Search code examples
pythonmongodbunicodecharacter-encodingmongoexport

MongoDB - Unexpected character encodings when using mongoexport


I am using mongoexport on a collection that contains foreign characters encoded in utf8 as well as fields with characters mongoexport seems to be encoding (e.g., '&'). What I'm noticing is mongo export does a unicode escape for the '&' characters but leaves characters like 'ü' unescaped. This is posing a problem because I am trying to read this data using Python but am unable to decode it properly since there are two different encodings happening.

For example (mongo query to get record):

db.Military_Handbooks.findOne({_id: ObjectId("5bf61c80e173a2a10b53ad39")}).PRIMARY_AUTHOR

[
  "Dürer, Albrecht",
  [
    [
      "http://ustc.ac.uk/index.php/search/cicero?tm_fulltext=&tm_field_allauthr=Dürer, Albrecht&tm_translator=&tm_editor=&tm_field_short_title=&tm_field_imprint=&tm_field_place=&sm_field_year=&f_sm_field_year=&t_sm_field_year=&sm_field_country=&sm_field_lang=&sm_field_format=&sm_field_digital=&tm_field_class=&tm_field_cit_name=&tm_field_cit_no=&order=",
      " Dürer, Albrecht"
    ]
  ]
]

Running the following mongoexport command (and this is the same if exported to json):

mongoexport--db ustc --collection Military_Handbooks --type=csv -f=PRIMARY_AUTHOR --limit=1
"[""Dürer, Albrecht"",[[""http://ustc.ac.uk/index.php/search/cicero?tm_fulltext=\u0026tm_field_allauthr=Dürer, Albrecht\u0026tm_translator=\u0026tm_editor=\u0026tm_field_short_title=\u0026tm_field_imprint=\u0026tm_field_place=\u0026sm_field_year=\u0026f_sm_field_year=\u0026t_sm_field_year=\u0026sm_field_country=\u0026sm_field_lang=\u0026sm_field_format=\u0026sm_field_digital=\u0026tm_field_class=\u0026tm_field_cit_name=\u0026tm_field_cit_no=\u0026order="","" Dürer, Albrecht""]]]"
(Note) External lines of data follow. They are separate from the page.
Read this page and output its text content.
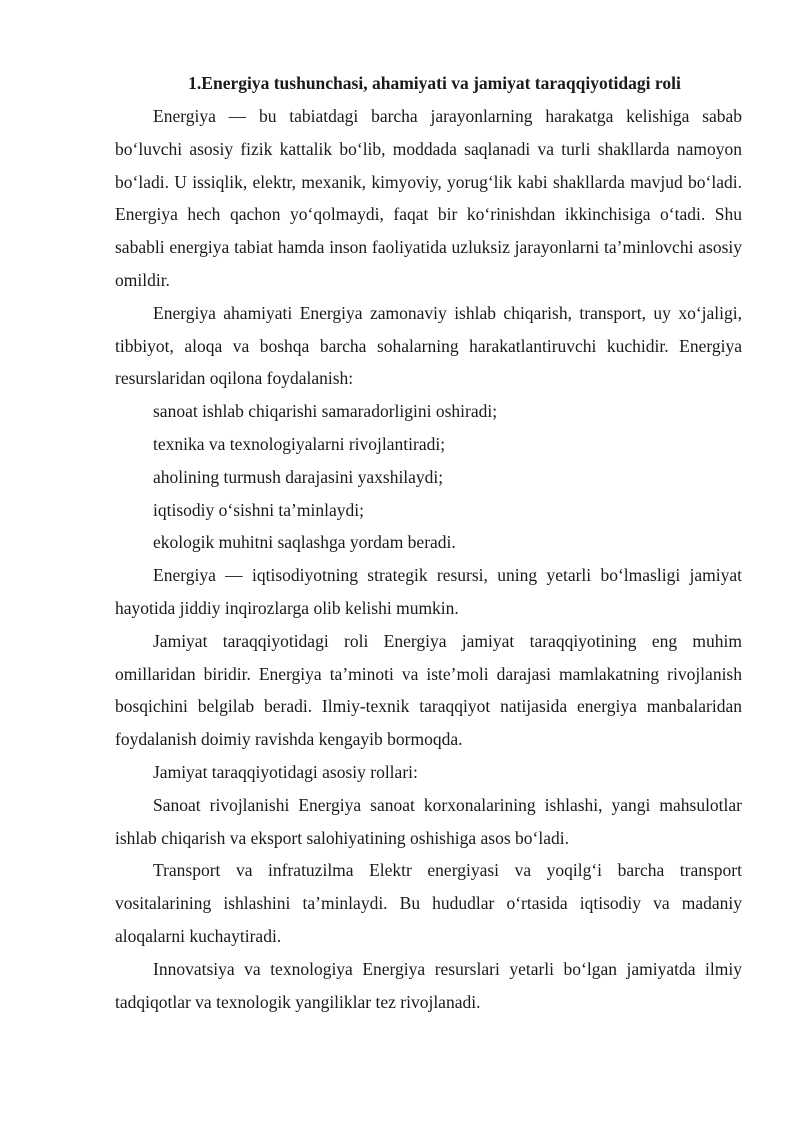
1.Energiya tushunchasi, ahamiyati va jamiyat taraqqiyotidagi roli

Energiya — bu tabiatdagi barcha jarayonlarning harakatga kelishiga sabab bo‘luvchi asosiy fizik kattalik bo‘lib, moddada saqlanadi va turli shakllarda namoyon bo‘ladi. U issiqlik, elektr, mexanik, kimyoviy, yorug‘lik kabi shakllarda mavjud bo‘ladi. Energiya hech qachon yo‘qolmaydi, faqat bir ko‘rinishdan ikkinchisiga o‘tadi. Shu sababli energiya tabiat hamda inson faoliyatida uzluksiz jarayonlarni ta’minlovchi asosiy omildir.

Energiya ahamiyati Energiya zamonaviy ishlab chiqarish, transport, uy xo‘jaligi, tibbiyot, aloqa va boshqa barcha sohalarning harakatlantiruvchi kuchidir. Energiya resurslaridan oqilona foydalanish:

sanoat ishlab chiqarishi samaradorligini oshiradi;

texnika va texnologiyalarni rivojlantiradi;

aholining turmush darajasini yaxshilaydi;

iqtisodiy o‘sishni ta’minlaydi;

ekologik muhitni saqlashga yordam beradi.

Energiya — iqtisodiyotning strategik resursi, uning yetarli bo‘lmasligi jamiyat hayotida jiddiy inqirozlarga olib kelishi mumkin.

Jamiyat taraqqiyotidagi roli Energiya jamiyat taraqqiyotining eng muhim omillaridan biridir. Energiya ta’minoti va iste’moli darajasi mamlakatning rivojlanish bosqichini belgilab beradi. Ilmiy-texnik taraqqiyot natijasida energiya manbalaridan foydalanish doimiy ravishda kengayib bormoqda.

Jamiyat taraqqiyotidagi asosiy rollari:

Sanoat rivojlanishi Energiya sanoat korxonalarining ishlashi, yangi mahsulotlar ishlab chiqarish va eksport salohiyatining oshishiga asos bo‘ladi.

Transport va infratuzilma Elektr energiyasi va yoqilg‘i barcha transport vositalarining ishlashini ta’minlaydi. Bu hududlar o‘rtasida iqtisodiy va madaniy aloqalarni kuchaytiradi.

Innovatsiya va texnologiya Energiya resurslari yetarli bo‘lgan jamiyatda ilmiy tadqiqotlar va texnologik yangiliklar tez rivojlanadi.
When trying to read this into Python:

In [24]: import pandas
In [25]: c = pandas.read_csv('Military_Handbooks2.csv')
In [26]: c.at[1, 'PRIMARY_AUTHOR']
Out[26]: '["Dürer, Albrecht",[["http://ustc.ac.uk/index.php/search/cicero?tm_fulltext=\\u0026tm_field_allauthr=Dürer, Albrecht\\u0026tm_translator=\\u0026tm_editor=\\u0026tm_field_short_title=\\u0026tm_field_imprint=\\u0026tm_field_place=\\u0026sm_field_year=\\u0026f_sm_field_year=\\u0026t_sm_field_year=\\u0026sm_field_country=\\u0026sm_field_lang=\\u0026sm_field_format=\\u0026sm_field_digital=\\u0026tm_field_class=\\u0026tm_field_cit_name=\\u0026tm_field_cit_no=\\u0026order="," Dürer, Albrecht"]]]'
In [27]: c.at[1, 'PRIMARY_AUTHOR'].encode().decode('unicode-escape')
Out[27]: '["Dürer, Albrecht",[["http://ustc.ac.uk/index.php/search/cicero?tm_fulltext=&tm_field_allauthr=Dürer, Albrecht&tm_translator=&tm_editor=&tm_field_short_title=&tm_field_imprint=&tm_field_place=&sm_field_year=&f_sm_field_year=&t_sm_field_year=&sm_field_country=&sm_field_lang=&sm_field_format=&sm_field_digital=&tm_field_class=&tm_field_cit_name=&tm_field_cit_no=&order="," Dürer, Albrecht"]]]'

Specs:
OS: Ubuntu 18.04.1 LTS
Python: 3.6.7
MongoDB shell version v3.6.9


Solution

  • In the end re-encoding the files while ignoring errors seems to have done the trick.

    def encoding():
        for fn in os.listdir('.'):
            if '2' not in fn and 'failed' not in fn and 'decode' not in fn:
                try:
                    with codecs.open(fn, encoding='utf-8') as fd:
                        text = fd.read()
                        text = text.encode('Windows-1252', errors='ignore').decode('utf-8', errors='ignore')
                    with codecs.open(fn[:fn.rfind('.')]+'2.csv', 'w', encoding='utf-8') as fd:
                            fd.write(text)
                except Exception as ex:
                    print(ex)
                    print('*'*50, '\n')
    

    I should also note I was linked to this post which was helpful: how to export correctly accented words with mongoexport.